A reader asked:
I’m thinking about an IVA. I’ve got 8k of credit card debt and overdrafts but I owe a lot of income tax and VAT. Probably a lot over 20k but I haven’t filled out any tax returns for years. Do I have to get the exact tax owed when applying for an IVA? I don’t think I can cope with all that.
I was self employed but I now have a job, not well paid. I’m now living with my parents and don’t even own a car, so should I just go bankrupt instead?
Would an IVA be approved?
An IVA firm will want the debts listed on the proposal to be as accurate as possible. That applies to all debts, but there are some important extra points when HMRC is a creditor
Before an IVA starts, it has to be approved by 75% of your creditors by value who vote on the IVA. If you think of all your creditors having one vote for every pound you owe them, then three-quarters of the votes cast have to be to accept your IVA proposal.
Because the reader owes so much to HMRC, they may well have a veto on his IVA proposal. HMRC is very likely to vote against any IVA proposal if there are any outstanding returns. So if the reader wants an IVA he has to submit his previous years’ tax returns beforehand.
Even if the tax returns are up to date so the figures in the IVA proposal are accurate, HMRC may still vote against it. An IVA firm should be able to say from their experience if HMRC is likely to accept the amount being offered. Sometimes HMRC will insist on the IVA being extended to six years, not five.
If HMRC is likely to object the reader may decide it’s not worth taking months to get his tax affairs in order only for the IVA to be rejected. It may be better (simpler, quicker) to go for bankruptcy.
Do the missing tax returns matter in bankruptcy?
If the reader decides to go for bankruptcy, then the bankruptcy application can go in without accurate numbers – this won’t stop the bankruptcy being approved. Even if a debt is missed off a bankruptcy application, it is still included in the bankruptcy.
The only problem for bankruptcy is that the Official Receiver may decide that the reader should get a Bankruptcy Restriction Order (BROs) because he has neglected his business, causing his tax debts to increase. This following type of wording is quite common on BROs:
Mr X failed to submit self assessment income tax returns on time between [date] and [date]. No payments were made by Mr X in respect of self assessment. HMRC are Mr X’s principal creditor and have submitted a claim in the bankruptcy of £n, which has materially contributed to his insolvency.
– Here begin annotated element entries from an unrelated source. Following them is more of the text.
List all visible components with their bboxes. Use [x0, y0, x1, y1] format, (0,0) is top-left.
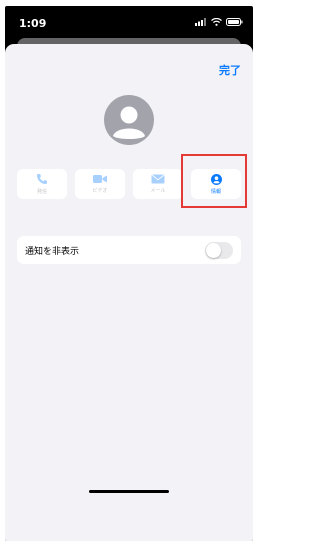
contact-avatar [104, 95, 154, 145]
status-time: 1:09 [19, 17, 47, 30]
highlight-annotation-box [181, 154, 247, 208]
phone-screen: 1:09 完了 発信 ビデオ メール 情報 通知を非表示 [5, 6, 253, 541]
status-bar: 1:09 [5, 6, 253, 42]
signal-icon [195, 18, 206, 26]
call-action-button[interactable]: 発信 [17, 169, 67, 199]
phone-icon [37, 174, 47, 184]
video-action-label: ビデオ [92, 188, 108, 194]
mail-action-button[interactable]: メール [133, 169, 183, 199]
hide-alerts-label: 通知を非表示 [25, 247, 80, 257]
mail-icon [151, 174, 165, 184]
toggle-knob [206, 243, 221, 258]
home-indicator[interactable] [89, 490, 169, 493]
hide-alerts-row: 通知を非表示 [17, 236, 241, 264]
battery-icon [226, 18, 243, 26]
call-action-label: 発信 [36, 189, 47, 195]
contact-info-sheet: 完了 発信 ビデオ メール 情報 通知を非表示 [5, 44, 253, 541]
hide-alerts-toggle[interactable] [205, 242, 233, 259]
video-icon [93, 175, 107, 183]
wifi-icon [211, 18, 222, 26]
mail-action-label: メール [150, 188, 166, 194]
video-action-button[interactable]: ビデオ [75, 169, 125, 199]
status-icons [195, 18, 243, 26]
done-button[interactable]: 完了 [219, 62, 241, 78]
person-avatar-icon [113, 106, 145, 139]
If the reader completed his tax returns before going bankrupt, that may reduce the likelihood of a BRO, but it would still be a possibility as the returns were late and he still wouldn’t have made any payments to them.
As the reader is not now self-employed, he may not care about a BRO because it will make little difference to him, see the restrictions involved in a BRO for details. A BRO will not increase the time he has to make monthly payments if he is one of the few people that has to pay an IPA (only 17.5% people did in 2017).
So IVA or bankruptcy?
Nothing the reader said suggests that an IVA is a better idea, but it’s always worth discussing the decision to go bankrupt in detail with an expert. For people with tax debts from self-employment, a good choice is to talk to Business Debtline to look at the possible options.
What if your business was still going?
If you want to carry on with your business, your situation would be very different from the reader’s case This can change the decision between an IVA and bankruptcy, depending on things like whether your business may need any credit.
Here you have to get those back tax returns done and start keeping on top of the accounts from here on, whatever you decide to do about the debts. LITRG has some good pages on tax for the self-employed.
Of course the business has to be profitable when you are paying the correct taxes… If you are collecting VAT from your customers but not paying it to HMRC, it may look at first sight as though your business is doing well but it isn’t.